• DOLAR 34.944
  • EURO 36.745
  • ALTIN 2979.98
  • ...

Geçen hafta “Sorunlarımız -1” başlıklı bir yazı yazmıştım. Başlıktan da anlaşılacağı gibi bu, devam edecek bir yazı dizisi olacak inşallah.

Bu başlık altında dünya üzerindeki genel sorunları ve İslam Alemi’ne dair özel sorunlarımızı yazmaya çalışacağım.

Amacım sorunlardan bahsederken, bir farkındalık oluşturmak. Çünkü insanoğlunun farkında olması demek, insanoğlunun akıl etmesi, aklını kullanması demektir. İnsanoğlu aklını kullanır, farkında olursa sorunu görür.

Tabi farkındalık oluşturmaktan amaç da çözüme odaklanmak ve çözüm için harekete geçmek. Zira ancak aklını kullanan insan farkında olur ve ancak farkında olan insan harekete geçer veya geçirilebilir. Bu amaçla yazılarımda sorunlarımızdan bahsederken, yer yer açıktan çözümü veya çözüm adresini de ortaya koyma gayreti içinde olacağım. Ancak açıktan yazmasam da her sorunun bahsi, aynı zaman da içinde kendi çözümünü barındırır, çözüm için başlangıç ve hareket noktası oluşturur.

Yazdıklarımızla fayda üretebilir ve faydaya vesile olabilirsek, ne mutlu bize!

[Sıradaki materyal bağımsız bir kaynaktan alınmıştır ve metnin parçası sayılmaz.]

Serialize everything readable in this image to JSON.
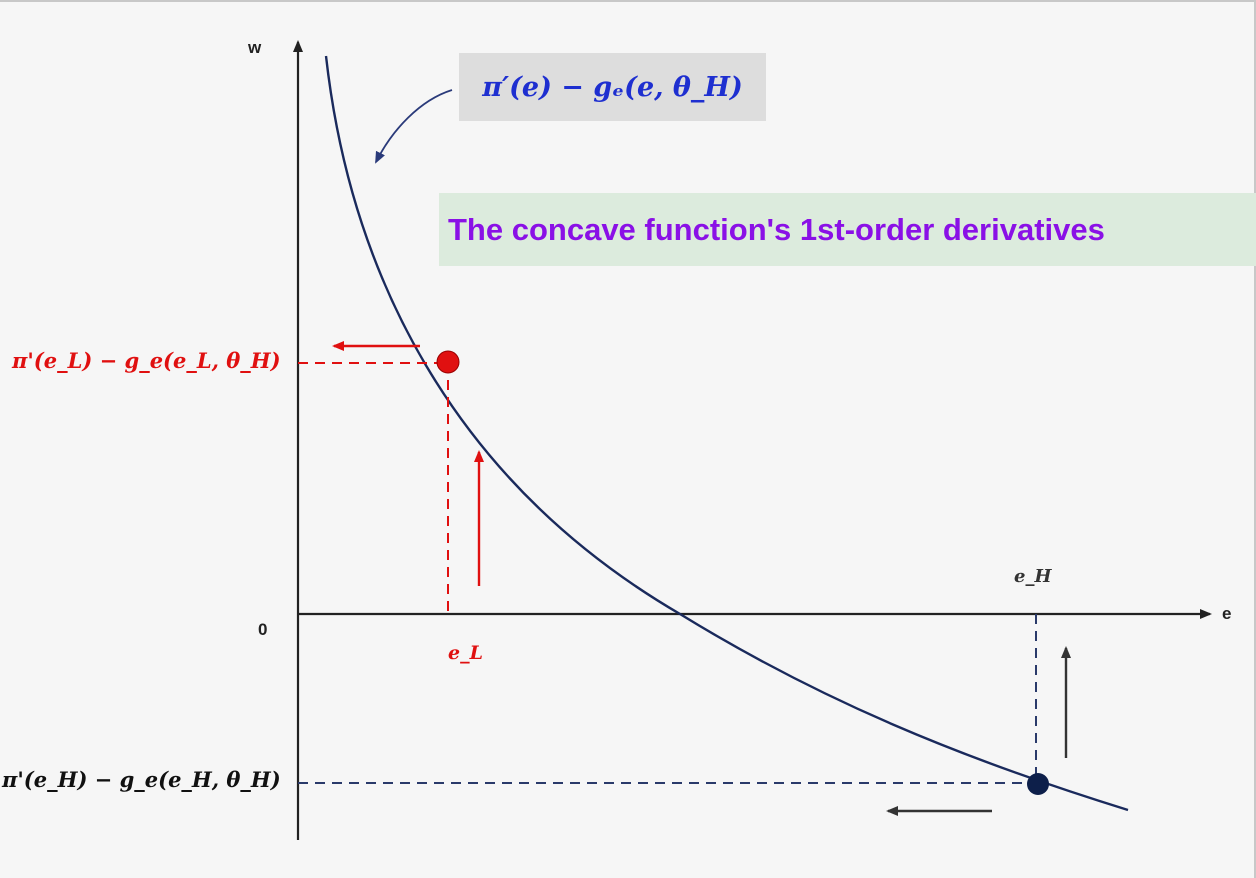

Geçen haftaki yazımda insanın sorununun, insanın kendisi olduğunu vurgulamış ve tarih boyunca insanın, en büyük acıları ve sorunları, yine insanın eliyle çekmiş olduğunu anlatmaya çalışmıştım.

Yani yaşanmış tarihi realite olarak “insan, insanın kurdudur” sözünün bir anlamda doğruluğunu...

Yani “Hani Rabbin bir vakit meleklere ‘Ben yeryüzünde bir halife (insanı) yaratacağım” dediği zaman melekler, ‘yeryüzünde kan dökecek, bozgunculuk yapacak kimseleri mi yaratacaksın?...” ayetindeki, meleklerin endişesini...

Tabi Yüce Allah, ayetin devamında “sizin bilmediklerinizi ben bilirim” diyor.

Meleklerin bilmeyip Allah’ın bildiği şey neydi?

Bunun cevabını aramakla ve konuşmakla beraber, meleklerin insan hakkındaki endişelerinin gerçekleşmiş olduğunu vurgulayalım. Meleklerin dediği gibi, insan yeryüzünde çok kan akıttı, çok karışıklık çıkardı ve sonuçta; çok acılar, çok açlıklar, çok sorunlar oluşturdu.

Halbuki Allah, insanı, insanın kurdu olması için yaratmadı. İnsanı imtihan amaçlı yarattı ve insanlardan imtihanlarını kaybedenler, yani insanlıklarını kaybedenler, insanın kurdu oldular. İnsanı ve insanlığı parçalayan kurtlara dönüştüler.

Allah dünyayı insanın imtihan yurdu; insanı da insanın yurdu olarak, yani insanlık için yarattı. Yani sevgi, saygı, merhamet, yardımlaşma, dayanışma, paylaşma, dünyayı ve yaşamı güzelleştirmek için yarattı insanı.

Yani, “insaniyet-i kübra” (büyük insanlık) için yarattı insanı.  

Ancak bugün dünyada zalimleşen insan sorunu ile birlikte, bir de genel dünyanın yaşadığı bir “insanlık sorunu” var.  

Açlıkla pençeleşen, zulüm gören, acı çekenlere yardım eli uzatıp, insanlık vazifesini yerine getirenler olsa da maalesef bu, dünya üzerinde yaşanan trajedilerin yüzde birini bile gidermeye yetmiyor. Bu sebeple, dünyanın yaşadığı “insanlık sorunu” gittikçe büyüyor.